There is the relentless focus on profitability and hitting targets. When directors, executives and investors alike were celebrating superior returns in the years leading up to and following the global financial crisis, this came at a cost (refer previous paragraph). No doubt the incumbent directors would retrospectively gladly sacrifice some of these healthy returns given what they are now experiencing.
There is the failure in culture. Specifically, how can it be that, despite AUSTRAC’s warnings many years prior, CEO Brian Hartzer allegedly only became aware of some of the suspicious transactions as recently as October? Who in Westpac was aware of the issues? And why wasn’t this made known to the powers that be?
Unlike financial risks, it is very difficult to measure an institution’s exposure to conduct risk. Arguably the most reliable indicator of a conduct risk issue is the incident itself (and for obvious reasons post hoc indicators are less than ideal). An institution’s best bulwark to conduct risk is creating an environment where people feel comfortable raising concerns and ensuring these concerns are properly addressed.
Yet a recurring theme in all of the ethical failures in the financial services industry is that directors had no knowledge of wrongdoing and are caught by surprise. To be fair, it is impossible for boards of large institutions to know what is happening in every corner of the organisation. But more often than not the messages that matter either don’t reach the board or are delivered in a form that sugar coat reality.
Overcoming this and understanding what role (if any) they play in abetting it is a key challenge for directors.
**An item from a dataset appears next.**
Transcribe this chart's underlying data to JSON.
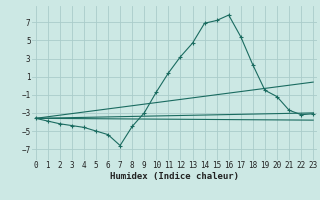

Finally, there is accountability. In the years preceding the Royal Commission, accountability was lacking in the financial services industry. Despite there being no shortage of incidents demanding that someone take responsibility, there was no willingness amongst boards and executives to accept it or regulators to assign it.
The FX trading scandal at the NAB, an incident in which I was publicly named as a "whistleblower", arguably still stands as the paragon for accountability in the financial services industry. After an independent review was completed, four traders and their superior were dismissed and a number of other senior executives (including the chairman and CEO) resigned.
Comparisons are odious, but it is difficult to find another example where an institution has responded so swiftly and unequivocally in the aftermath of an ethical failure. Therefore, the steps legislators and regulators have taken to address the lack of accountability should be welcomed – it is an important piece of the integrity puzzle. When designing systems that are more resilient to ethical failure, an important feature is that consequences are associated with wrongdoing.
But in some ways, the events of the past week also call for some reflection. It is natural in the current environment for the pendulum to swing. Accountability is rightly demanded. But the public outcry and baying for blood created the impression that nothing short of a public execution would suffice, regardless of the underlying circumstances or the outcome of an investigation.
To be sure the allegations against Westpac are significant. If proven, no CEO could justify their position. And I am all for honourable resignations. But as the NAB FX scandal also illustrated, some form of due process should apply. If resignations are demanded prior to proper independent investigations being completed, we are inviting a whole raft of other issues.